AUTHOR – ADITI SINGH BHATI* & AQUEEDA KHAN**

* STUDENT AT AMITY LAW SCHOOL

** PROFESSOR AT AMITY LAW SCHOOL

BEST CITATION – ADITI SINGH BHATI & AQUEEDA KHAN, A ROLE OF INTERNATIONAL COMMERCIAL LAW IN FACILITATING FOREIGN DIRECT INVESTMENT: A CRITICAL ANALYSIS, INDIAN JOURNAL OF LEGAL REVIEW (IJLR), 5 (7) OF 2025, PG. 1027-1041, APIS – 3920 – 0001 & ISSN – 2583-2344

THE CONCEPT OF FOREIGN DIRECT INVESTMENT

3.1          Introduction

Since the liberalisation policy of 1991, India has increasingly focused on policy reforms and is now considered to be one of the most favoured destinations for foreign investment.

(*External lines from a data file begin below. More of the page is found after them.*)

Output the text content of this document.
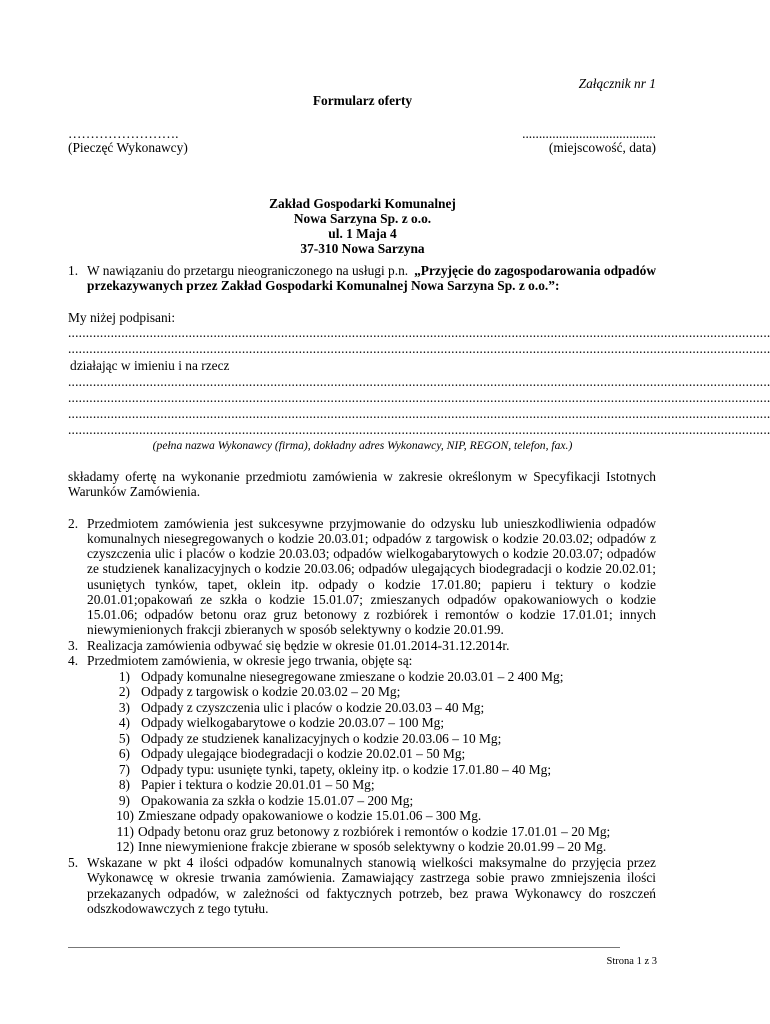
Załącznik nr 1
Formularz oferty
…………………….
(Pieczęć Wykonawcy)
........................................
(miejscowość, data)
Zakład Gospodarki Komunalnej
Nowa Sarzyna Sp. z o.o.
ul. 1 Maja 4
37-310 Nowa Sarzyna
1. W nawiązaniu do przetargu nieograniczonego na usługi p.n. „Przyjęcie do zagospodarowania odpadów
przekazywanych przez Zakład Gospodarki Komunalnej Nowa Sarzyna Sp. z o.o.”:
My niżej podpisani:
......................................................................................................................................................................................................
......................................................................................................................................................................................................
działając w imieniu i na rzecz
......................................................................................................................................................................................................
......................................................................................................................................................................................................
......................................................................................................................................................................................................
......................................................................................................................................................................................................
(pełna nazwa Wykonawcy (firma), dokładny adres Wykonawcy, NIP, REGON, telefon, fax.)
składamy ofertę na wykonanie przedmiotu zamówienia w zakresie określonym w Specyfikacji Istotnych
Warunków Zamówienia.
2. Przedmiotem zamówienia jest sukcesywne przyjmowanie do odzysku lub unieszkodliwienia odpadów
komunalnych niesegregowanych o kodzie 20.03.01; odpadów z targowisk o kodzie 20.03.02; odpadów z
czyszczenia ulic i placów o kodzie 20.03.03; odpadów wielkogabarytowych o kodzie 20.03.07; odpadów
ze studzienek kanalizacyjnych o kodzie 20.03.06; odpadów ulegających biodegradacji o kodzie 20.02.01;
usuniętych tynków, tapet, oklein itp. odpady o kodzie 17.01.80; papieru i tektury o kodzie
20.01.01;opakowań ze szkła o kodzie 15.01.07; zmieszanych odpadów opakowaniowych o kodzie
15.01.06; odpadów betonu oraz gruz betonowy z rozbiórek i remontów o kodzie 17.01.01; innych
niewymienionych frakcji zbieranych w sposób selektywny o kodzie 20.01.99.
3. Realizacja zamówienia odbywać się będzie w okresie 01.01.2014-31.12.2014r.
4. Przedmiotem zamówienia, w okresie jego trwania, objęte są:
1) Odpady komunalne niesegregowane zmieszane o kodzie 20.03.01 – 2 400 Mg;
2) Odpady z targowisk o kodzie 20.03.02 – 20 Mg;
3) Odpady z czyszczenia ulic i placów o kodzie 20.03.03 – 40 Mg;
4) Odpady wielkogabarytowe o kodzie 20.03.07 – 100 Mg;
5) Odpady ze studzienek kanalizacyjnych o kodzie 20.03.06 – 10 Mg;
6) Odpady ulegające biodegradacji o kodzie 20.02.01 – 50 Mg;
7) Odpady typu: usunięte tynki, tapety, okleiny itp. o kodzie 17.01.80 – 40 Mg;
8) Papier i tektura o kodzie 20.01.01 – 50 Mg;
9) Opakowania za szkła o kodzie 15.01.07 – 200 Mg;
10) Zmieszane odpady opakowaniowe o kodzie 15.01.06 – 300 Mg.
11) Odpady betonu oraz gruz betonowy z rozbiórek i remontów o kodzie 17.01.01 – 20 Mg;
12) Inne niewymienione frakcje zbierane w sposób selektywny o kodzie 20.01.99 – 20 Mg.
5. Wskazane w pkt 4 ilości odpadów komunalnych stanowią wielkości maksymalne do przyjęcia przez
Wykonawcę w okresie trwania zamówienia. Zamawiający zastrzega sobie prawo zmniejszenia ilości
przekazanych odpadów, w zależności od faktycznych potrzeb, bez prawa Wykonawcy do roszczeń
odszkodowawczych z tego tytułu.
Strona 1 z 3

During the past year, in a bid to enhance India’s global competitiveness by creating a favourable investment climate, the Government of India (central government or DPIIT) has allowed foreign direct investment (FDI) up to 100 per cent under the automatic route in the telecommunications sector2 in line with previous efforts towards relaxing FDI caps in certain sectors, such as defence and insurance, and up to 20 per cent under the automatic route in the Life Insurance Corporation of India (LIC) (see further in Section II.i, below). The government is actively trying to reduce the compliance burden, as evidenced by the soft launch of the National Single Window System (NSWS) and the creation of a simplified governance regime through amendments to the Insolvency and Bankruptcy Code, 2016, such as the introduction of a pre-packed insolvency process.